Suicides are not inevitable. An inclusive society that avoids the marginalisation of individuals and which supports people at times of personal crisis will help to prevent suicides. Government and statutory services also have a role to play. We can build individual and community resilience. We can ensure that vulnerable people in the care of health and social services and at risk of suicide are supported and kept safe from preventable harm. We can also ensure that we intervene quickly when someone is in distress or in crisis.
In developing a new national all-age suicide prevention strategy for England, the Government have built on the successes of the earlier strategy published in 2002. Real progress has been made in reducing the already relatively low suicide rate to record low levels. One of the main changes from the previous strategy is the greater prominence of measures to support families—those who are worried that a loved one is at risk and those who are having to cope with the aftermath of a suicide.

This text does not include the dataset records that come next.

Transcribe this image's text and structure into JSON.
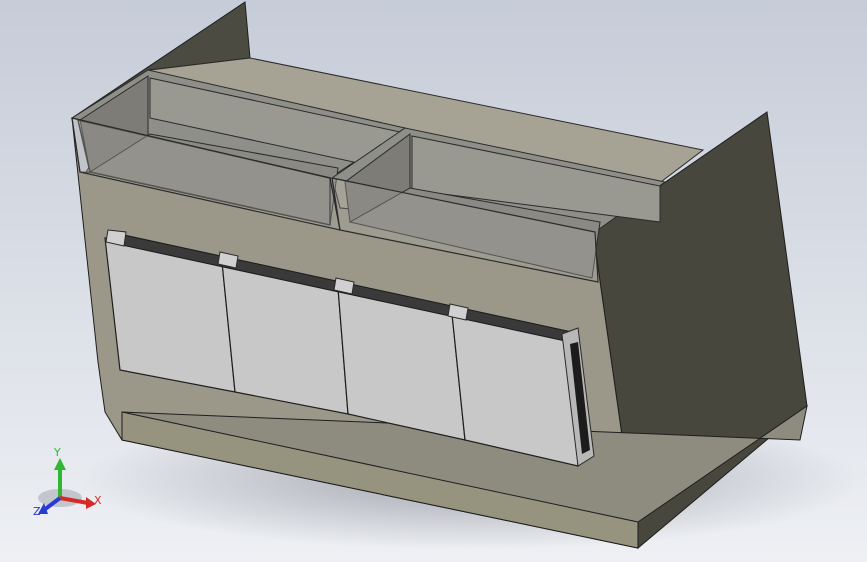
{
  "viewport": {
    "background_top": "#c6ccd8",
    "background_bottom": "#eef0f4"
  },
  "model": {
    "name": "",
    "colors": {
      "body": "#9a978a",
      "body_dark": "#47473d",
      "panel": "#c8c8c8",
      "glass": "#8f8f89",
      "rail": "#3a3a3a"
    }
  },
  "triad": {
    "x_label": "X",
    "y_label": "Y",
    "z_label": "Z",
    "x_color": "#d42a2a",
    "y_color": "#2fb82f",
    "z_color": "#2a3bd4"
  }
}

There is no single approach to suicide prevention. It needs a broad co-ordinated system-wide approach that requires input from a wide range of partner agencies, organisations and sectors. People who have been directly affected by the suicide of a family member or friend, the voluntary, statutory and private sectors, academic researchers and Government Departments can all contribute to a sustained reduction in suicides in England.
The draft strategy sets out our overall objectives:
a reduction in the suicide rate in the general population in England; and
better support for those bereaved or affected by suicide.
We have identified six key areas for action to support delivery of these objectives:
reduce the risk of suicide in key high risk groups;
tailor approaches to improve mental health in specific groups;
reduce access to the means of suicide;
provide better information and support to those bereaved or affected by a suicide;
support the media in delivering sensible and sensitive approaches to suicide and suicidal behaviour; and
support research, data collection and monitoring.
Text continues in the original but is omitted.